The Education and Skills Funding Agency has asked employers and providers for feedback on the way it provides apprenticeship funding rules information.
The agency called volunteers to take part in a survey which aims to make sure its funding rules are “clearer, easier to use” as well to learn more about its users.
It follows recent mystery no-notice audits carried out by the agency as well as separate research by the Department for Education into whether apprenticeship delivery is being adjusted to account for apprentices’ prior learning.
A number of providers told FE Week last month they were given two days’ notice to hand over up to 100 apprentice files by ESFA staff.
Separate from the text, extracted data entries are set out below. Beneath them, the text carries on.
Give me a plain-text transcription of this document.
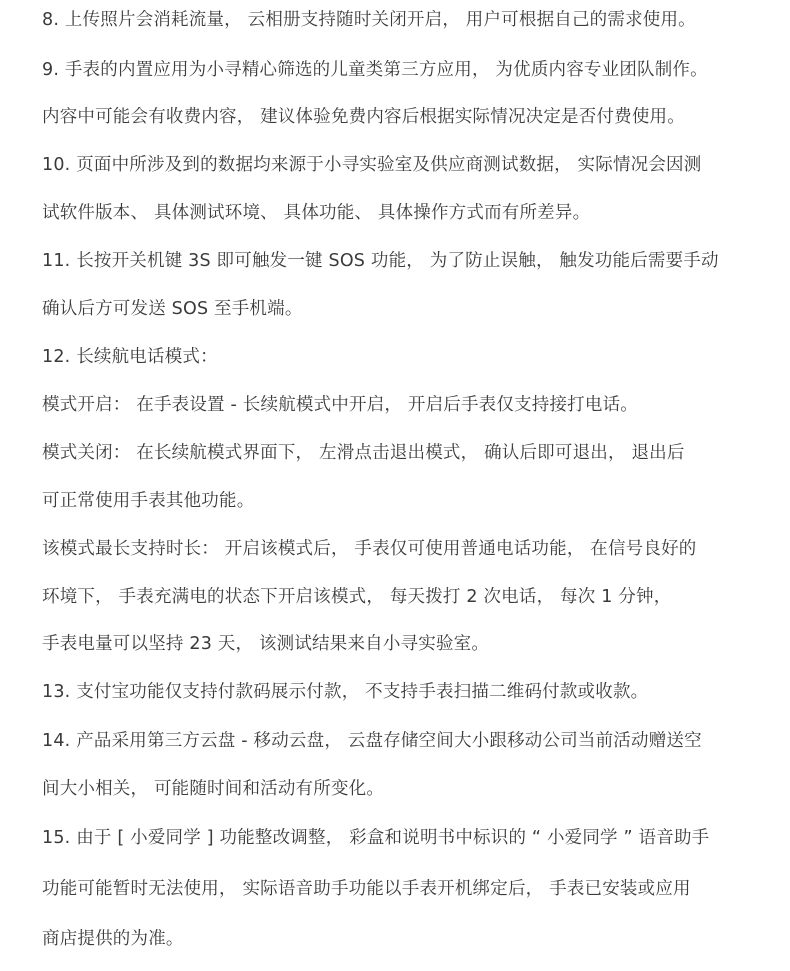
8. 上传照片会消耗流量， 云相册支持随时关闭开启， 用户可根据自己的需求使用。
9. 手表的内置应用为小寻精心筛选的儿童类第三方应用， 为优质内容专业团队制作。
内容中可能会有收费内容， 建议体验免费内容后根据实际情况决定是否付费使用。
10. 页面中所涉及到的数据均来源于小寻实验室及供应商测试数据， 实际情况会因测
试软件版本、 具体测试环境、 具体功能、 具体操作方式而有所差异。
11. 长按开关机键 3S 即可触发一键 SOS 功能， 为了防止误触， 触发功能后需要手动
确认后方可发送 SOS 至手机端。
12. 长续航电话模式：
模式开启： 在手表设置 - 长续航模式中开启， 开启后手表仅支持接打电话。
模式关闭： 在长续航模式界面下， 左滑点击退出模式， 确认后即可退出， 退出后
可正常使用手表其他功能。
该模式最长支持时长： 开启该模式后， 手表仅可使用普通电话功能， 在信号良好的
环境下， 手表充满电的状态下开启该模式， 每天拨打 2 次电话， 每次 1 分钟，
手表电量可以坚持 23 天， 该测试结果来自小寻实验室。
13. 支付宝功能仅支持付款码展示付款， 不支持手表扫描二维码付款或收款。
14. 产品采用第三方云盘 - 移动云盘， 云盘存储空间大小跟移动公司当前活动赠送空
间大小相关， 可能随时间和活动有所变化。
15. 由于 [ 小爱同学 ] 功能整改调整， 彩盒和说明书中标识的 “ 小爱同学 ” 语音助手
功能可能暂时无法使用， 实际语音助手功能以手表开机绑定后， 手表已安装或应用
商店提供的为准。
After two days working through the files, they left without taking away any of the material.
It is believed these searches have been prompted by concerns at the unpublished results of the qualification achievement rates for 2017/18, as well as its investigation into disgraced apprenticeship firm Aspire Achieve Advance (3aaa).
Meanwhile, the DfE has also asked suppliers to research if and how employers and providers are adapting training and the associated costs to take into account the prior learning of apprentices.
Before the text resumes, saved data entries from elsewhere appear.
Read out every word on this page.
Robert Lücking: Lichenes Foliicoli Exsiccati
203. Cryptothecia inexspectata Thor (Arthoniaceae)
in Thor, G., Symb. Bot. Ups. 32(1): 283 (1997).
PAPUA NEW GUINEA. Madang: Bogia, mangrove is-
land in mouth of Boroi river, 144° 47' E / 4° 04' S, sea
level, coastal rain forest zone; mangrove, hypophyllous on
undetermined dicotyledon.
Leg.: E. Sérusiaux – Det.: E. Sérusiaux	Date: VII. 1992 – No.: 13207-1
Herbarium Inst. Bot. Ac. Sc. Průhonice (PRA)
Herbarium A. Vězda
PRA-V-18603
Today, the ESFA called employers, employer-providers and training to contribute to its research, which will add to the “insight to the user feedback we have already gathered”.
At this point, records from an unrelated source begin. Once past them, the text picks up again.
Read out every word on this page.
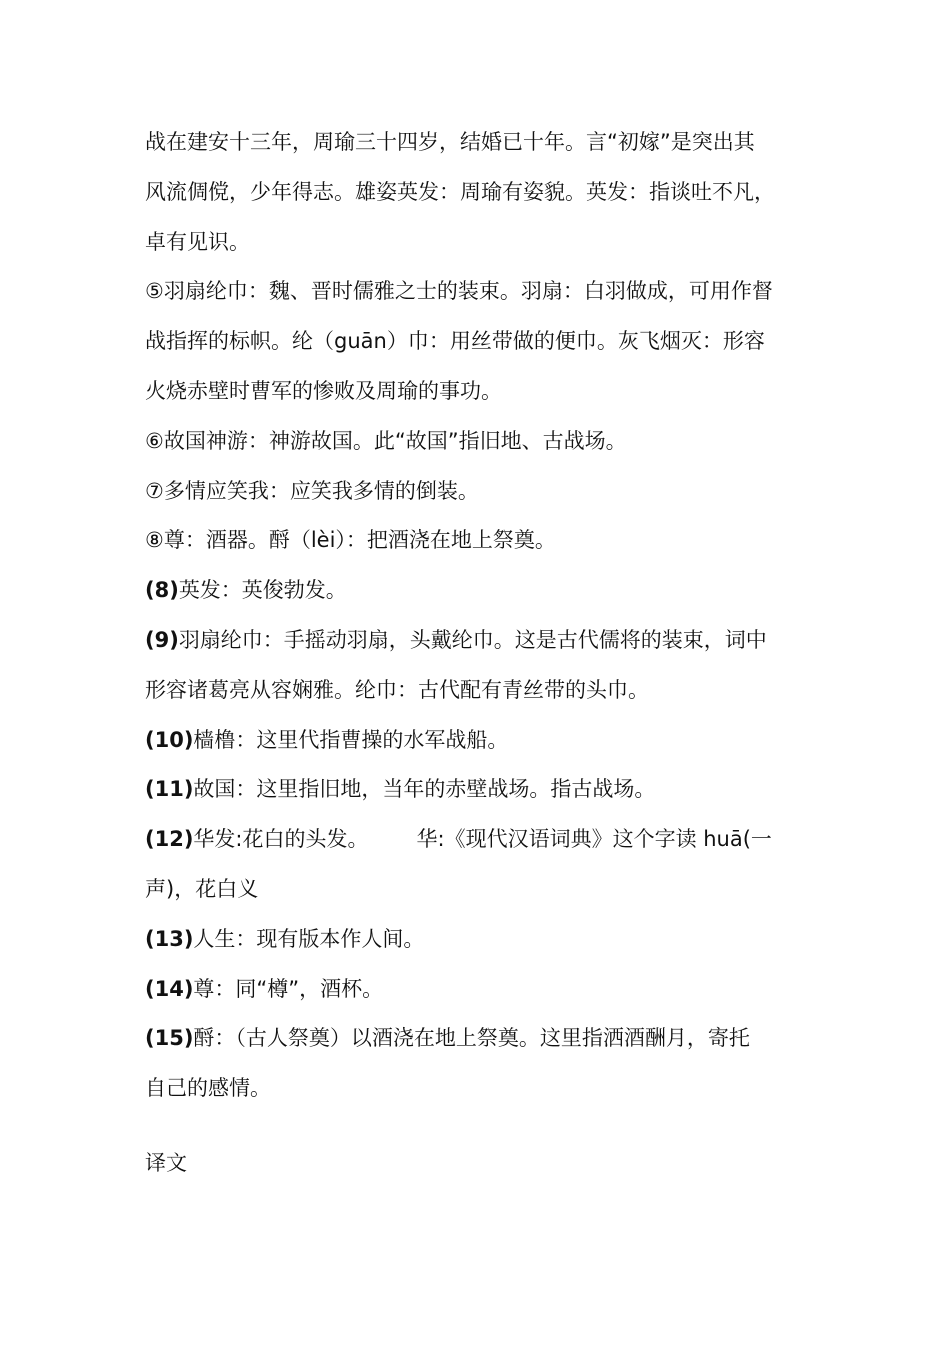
战在建安十三年，周瑜三十四岁，结婚已十年。言“初嫁”是突出其
风流倜傥，少年得志。雄姿英发：周瑜有姿貌。英发：指谈吐不凡，
卓有见识。
⑤羽扇纶巾：魏、晋时儒雅之士的装束。羽扇：白羽做成，可用作督
战指挥的标帜。纶（guān）巾：用丝带做的便巾。灰飞烟灭：形容
火烧赤壁时曹军的惨败及周瑜的事功。
⑥故国神游：神游故国。此“故国”指旧地、古战场。
⑦多情应笑我：应笑我多情的倒装。
⑧尊：酒器。酹（lèi）：把酒浇在地上祭奠。
(8)英发：英俊勃发。
(9)羽扇纶巾：手摇动羽扇，头戴纶巾。这是古代儒将的装束，词中
形容诸葛亮从容娴雅。纶巾：古代配有青丝带的头巾。
(10)樯橹：这里代指曹操的水军战船。
(11)故国：这里指旧地，当年的赤壁战场。指古战场。
(12)华发:花白的头发。 华:《现代汉语词典》这个字读 huā(一
声)，花白义
(13)人生：现有版本作人间。
(14)尊：同“樽”，酒杯。
(15)酹：（古人祭奠）以酒浇在地上祭奠。这里指洒酒酬月，寄托
自己的感情。
译文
Respondents are being asked to disclose if their organisation is currently paying the apprenticeship levy, how many times they have consulted the funding rules in the past twelve months and if the information available in its website is understandable.
They are also encouraged to provide further comments on how the agency could improve their experience.
The survey is open until March 14.
DfE’s research into high prices for apprentices with prior learning is due to start in the week commencing April 1. The final report will be issued on August 30.
The launch of ESFA’s survey also follow National Audit Office’s report which said the ESFA has ‘limited assurance the 20 per cent off-the-job-training rule is being complied with, and that it “does not yet have an effective way of identifying where apprentices are routinely receiving less training than they should”.